L’arôme du café envahit bientôt l’air et entra en compétition avec l’odeur de pain en train de cuire que dégageait l’aliment quelconque mis dans le four par Alex. Amos faisait le tour de la table en claudiquant dans son plâtre neuf et y disposait les assiettes et de vrais couverts en métal. Dans un bol Naomi mixait quelque chose qui dégageait le parfum d’ail d’un houmous alléchant. Devant le spectacle de son équipage s’affairant à ces tâches domestiques, Holden éprouva une sensation de paix et de sécurité qui lui fit presque tourner la tête.
Des semaines entières qu’ils étaient en fuite, poursuivis tout ce temps par un vaisseau non identifié ou un autre. Pour la première fois depuis la destruction du Canterbury, personne ne savait où ils se trouvaient. Personne n’exigeait rien d’eux. En ce qui concernait le système solaire, ils n’étaient que quelques victimes parmi les milliers du Donnager. Une brève vision de la tête de Shed disparaissant comme dans un tour de magie macabre lui rappela qu’au moins un membre de son équipage comptait parmi les pertes humaines. Et pourtant c’était si bon de se sentir de nouveau maître de son propre destin que même le regret ne pouvait entièrement lui voler ce plaisir.

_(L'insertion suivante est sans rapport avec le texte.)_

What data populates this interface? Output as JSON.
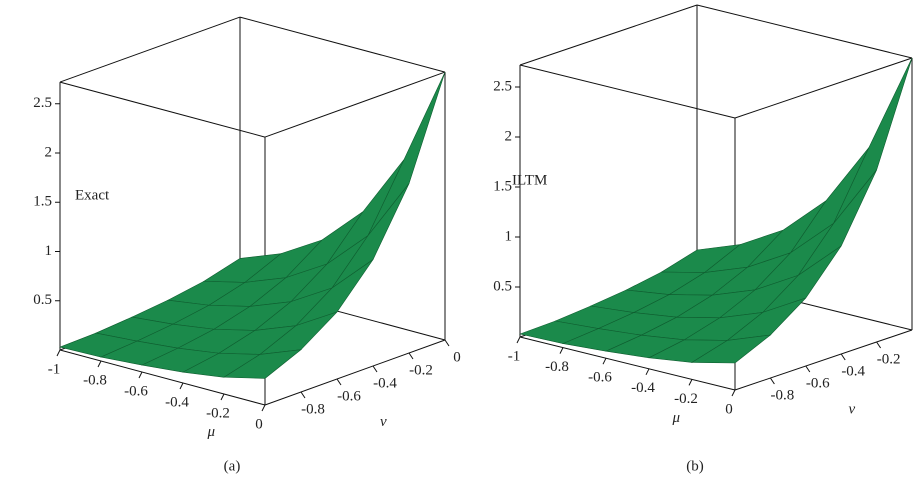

Un minuteur sonna, et Alex sortit du four une plaque couverte d’un pain mince et plat. Il le coupa en tranches que Naomi tartina d’une pâte qui ressemblait à du houmous, en effet. Amos répartit les morceaux sur les assiettes autour de la table. Holden versa le café frais dans des chopes marquées du nom du vaisseau, et les distribua à la ronde. Il y eut un moment étrange pendant lequel tous contemplèrent fixement la table dressée, sans faire un geste, comme par crainte de détruire la perfection de cette scène.